Sabtu, 25 April 2009
Usut Asal
“Ssssstt…ngga boleh ngomong kasar ya” Bisiknya, tangannya memegang pundakku “Itu ngga baik”. Aku hanya terdiam kemudian seperti acuh tak acuh kembali bermain dengan anak-anak lainnya.
Ketika itu aku masih kelas satu SD. Ingatan itu muncul begitu saja. Masih saja Ia sempat memperhatikan aku, padahal ketika itu Ibuku sedang sibuk memasak di dapur.
Nah nah nah…. dari situlah muncul satu pertanyaan, apa sih yang membedakan sehingga ada kata-kata yang dianggap kasar dan ada kata-kata yang dianggap halus? Setelah dipikir-pikir tiga keliling ternyata belum ketemu juga tuh jawabannya…hi..hi.. udah lah itu mah dianggap angin lalu aja…pertanyaan aneh kok ya dipeliharan sih?
Sekian waktu berlalu, tak terasa Idul Fitri menjelang. Masa liburan Idul Fitri tahun 2008 ini aku berwisata ke pantai pangandaran bersama dua sahabatku dari Bogor, Hari Lesmana and Budi Wastono. Dengan membawa perlengkapan camping, kami bermalam 3 hari disana. Wah pokoke asyik banget. Unforgettable moment gitu! Untuk cerita selengkapnya lain waktu aja kali ya kalo ada sumur di ladang dan ada kesempatan menghadang \^-^/
Kecuali Hari, kami berdua pulang dari pangandaran menggunakan kereta api dari Stasiun Banjar menuju Stasiun Bandung. Hari bilang dia ada kerjaan, “harus cepet-cepet diselesein” katanya. Jadi dia pulang duluan. sayang sekali.
Waktu itu di Peron Stasiun Bandung (St. Hall), sambil nunggu keberangkatan kereta Parahyangan yang bakal nganter Budi ke Stasiun Gambir, terdengar dari speaker, nada khas setiap stasiun kereta api, dan seperti biasa tiba-tiba muncul rasa bahagia itu. Tau kan gimana nadanya? Waduw kalo gak tau susah saya jelasinnya…ning nung ning nung….nung ning nung ning…2x… ha..ha..ha… U got it?
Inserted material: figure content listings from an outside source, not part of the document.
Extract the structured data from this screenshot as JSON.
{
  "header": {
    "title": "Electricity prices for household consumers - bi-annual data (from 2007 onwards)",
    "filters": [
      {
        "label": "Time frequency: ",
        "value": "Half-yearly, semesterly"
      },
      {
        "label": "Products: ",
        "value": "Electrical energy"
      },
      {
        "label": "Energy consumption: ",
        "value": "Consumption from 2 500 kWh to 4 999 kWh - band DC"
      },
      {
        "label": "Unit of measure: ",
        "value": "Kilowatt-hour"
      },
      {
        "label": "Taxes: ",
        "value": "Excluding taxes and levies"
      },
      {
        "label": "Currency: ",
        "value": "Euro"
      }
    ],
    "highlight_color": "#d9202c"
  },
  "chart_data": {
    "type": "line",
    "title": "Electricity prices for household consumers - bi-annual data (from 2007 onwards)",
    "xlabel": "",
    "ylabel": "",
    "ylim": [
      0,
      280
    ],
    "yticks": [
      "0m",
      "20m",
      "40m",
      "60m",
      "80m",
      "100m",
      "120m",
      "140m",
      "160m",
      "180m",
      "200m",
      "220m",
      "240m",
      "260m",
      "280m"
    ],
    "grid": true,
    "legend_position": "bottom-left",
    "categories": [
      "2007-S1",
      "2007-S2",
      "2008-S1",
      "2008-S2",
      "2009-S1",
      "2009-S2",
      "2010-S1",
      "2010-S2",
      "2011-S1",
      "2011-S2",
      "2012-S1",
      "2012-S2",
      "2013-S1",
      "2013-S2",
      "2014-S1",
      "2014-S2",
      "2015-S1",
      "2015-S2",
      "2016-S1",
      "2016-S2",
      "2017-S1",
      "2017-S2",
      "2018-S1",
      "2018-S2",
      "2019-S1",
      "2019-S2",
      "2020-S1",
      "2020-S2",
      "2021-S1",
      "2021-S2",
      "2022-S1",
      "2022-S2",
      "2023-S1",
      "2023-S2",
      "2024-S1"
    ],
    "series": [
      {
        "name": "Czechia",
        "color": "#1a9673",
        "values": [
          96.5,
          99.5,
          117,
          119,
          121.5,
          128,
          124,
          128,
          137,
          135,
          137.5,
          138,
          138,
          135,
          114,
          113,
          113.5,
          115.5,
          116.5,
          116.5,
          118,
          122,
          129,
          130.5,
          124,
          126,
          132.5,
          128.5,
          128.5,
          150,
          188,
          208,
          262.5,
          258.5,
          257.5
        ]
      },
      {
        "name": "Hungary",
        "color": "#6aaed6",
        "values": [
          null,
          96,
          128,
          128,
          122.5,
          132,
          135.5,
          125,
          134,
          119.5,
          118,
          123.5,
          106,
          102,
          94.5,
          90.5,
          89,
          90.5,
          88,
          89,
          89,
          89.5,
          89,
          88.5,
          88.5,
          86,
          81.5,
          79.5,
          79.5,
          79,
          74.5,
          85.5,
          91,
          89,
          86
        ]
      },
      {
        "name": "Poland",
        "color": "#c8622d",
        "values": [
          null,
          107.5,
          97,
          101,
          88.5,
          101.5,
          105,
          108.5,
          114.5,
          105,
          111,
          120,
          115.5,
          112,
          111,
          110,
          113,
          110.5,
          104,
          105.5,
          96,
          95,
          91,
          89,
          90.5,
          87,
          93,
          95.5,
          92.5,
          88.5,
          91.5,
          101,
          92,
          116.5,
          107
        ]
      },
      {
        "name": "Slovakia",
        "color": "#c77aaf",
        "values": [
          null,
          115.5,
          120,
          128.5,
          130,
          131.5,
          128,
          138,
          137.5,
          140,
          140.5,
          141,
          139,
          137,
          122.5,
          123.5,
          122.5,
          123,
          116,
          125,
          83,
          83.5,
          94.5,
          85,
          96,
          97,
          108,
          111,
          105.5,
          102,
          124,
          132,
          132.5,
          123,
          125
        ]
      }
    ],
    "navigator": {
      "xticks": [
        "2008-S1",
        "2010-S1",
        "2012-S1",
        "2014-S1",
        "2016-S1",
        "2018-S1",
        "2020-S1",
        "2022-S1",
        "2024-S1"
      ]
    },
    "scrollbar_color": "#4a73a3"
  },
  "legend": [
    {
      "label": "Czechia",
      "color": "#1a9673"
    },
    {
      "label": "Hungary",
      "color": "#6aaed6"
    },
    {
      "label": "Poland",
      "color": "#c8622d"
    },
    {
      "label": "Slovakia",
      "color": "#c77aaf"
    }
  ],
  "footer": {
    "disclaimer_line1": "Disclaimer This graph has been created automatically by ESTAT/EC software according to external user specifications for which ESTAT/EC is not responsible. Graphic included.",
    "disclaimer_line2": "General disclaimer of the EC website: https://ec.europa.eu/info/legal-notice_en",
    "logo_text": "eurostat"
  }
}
Setiap mendengar nada itu, saya selalu merasa bahagia. Aneh kan? Awalnya saya merasa aneh juga, tapi setelah ketemu jawabannya udah ngga aneh lagi tuh…Jadi begini kesimpulan saya : Waktu kecil kalo naik kereta api berarti hanya ada dua kemungkinan, kami sekeluarga sedang mudik ke rumah Mbah di Purworejo atau jalan-jalan ke Tugu Monas Jakarta. Namanya juga mudik ato berwisata ya bikin hati seneng lah, ditambah ada nada-nada khas stasiun yang menghibur.
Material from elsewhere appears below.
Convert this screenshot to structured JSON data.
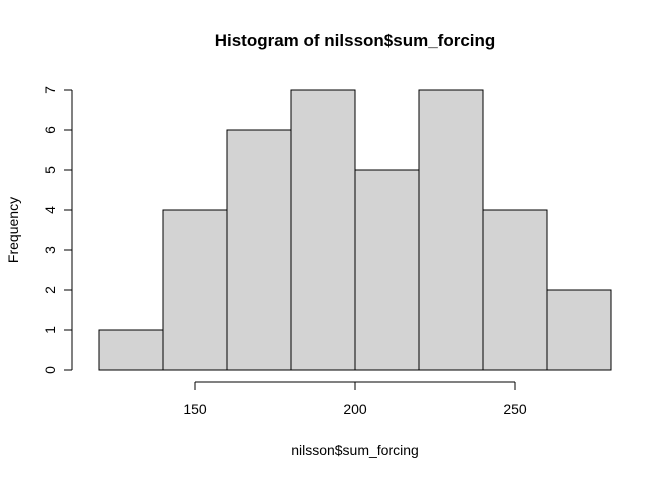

Jadilah keanehan itu muncul walaupun nada itu tidak mesti mengingatkan saya kepada momen-momen bahagia sewaktu kecil, but this bliss sensation appears every time I hear the tone!
Sambil berfoto di stasiun itu, saya berpikir “Nah ini dia jawabannya, Jawaban untuk pertanyaan aneh itu!” Jadi bukan semata-mata nada khas itu aja yang membuat saya bahagia, tapi ada juga faktor lain yang menyebabkannya. Begitupun dengan pilihan kata yang dirasa halus atau yang dirasa kasar, ada faktor sosiologi kemasyarakatan yang menjadikannya begitu.
Ini mungkin yaa…
Tapi sangat mungkin sekali hal itu disebabkan oleh siapa yang menggunakan kosa kata tersebut. Ada dua golongan utama dalam hal pembentukan anggapan ini. Pertama, golongan pemimpin dalam masyarakat beserta keluarganya. mereka adalah para pemimpin-pemimpin daerah hingga pemimpin setingkat raja, termasuk juga mereka para ketua suku atau pemimpin adat terdahulu sebelum istilah kerajaan, kekaisaran atau imperium muncul. Kedua, golongan perampok dan jawara (istilah zaman sekarangnya preman kali ya?)
Golongan pertama ini sangat memegang teguh etika kesopanan dan tata krama termasuk juga dalam berbicara. Sehingga hampir semua pilihan kata yang digunakan oleh golongan pertama ini dianggap sebagai kata-kata yang halus, karena mereka mengucapkan kata-kata itu dengan gerak badan yang sopan dan halus. Berbeda dengan golongan kedua yang kasar dan mungkin tidak beradab. Mereka berkomunikasi dengan sikap tidak sopan, sehingga kata-kata yang keluar dari mulut mereka terasa sebagai kata-kata kasar. Tentu ini berlaku untuk pilihan kata yang baru muncul di setiap zamannya ketika pilihan kata tersebut belum memiliki nilai kasar ataupun halus.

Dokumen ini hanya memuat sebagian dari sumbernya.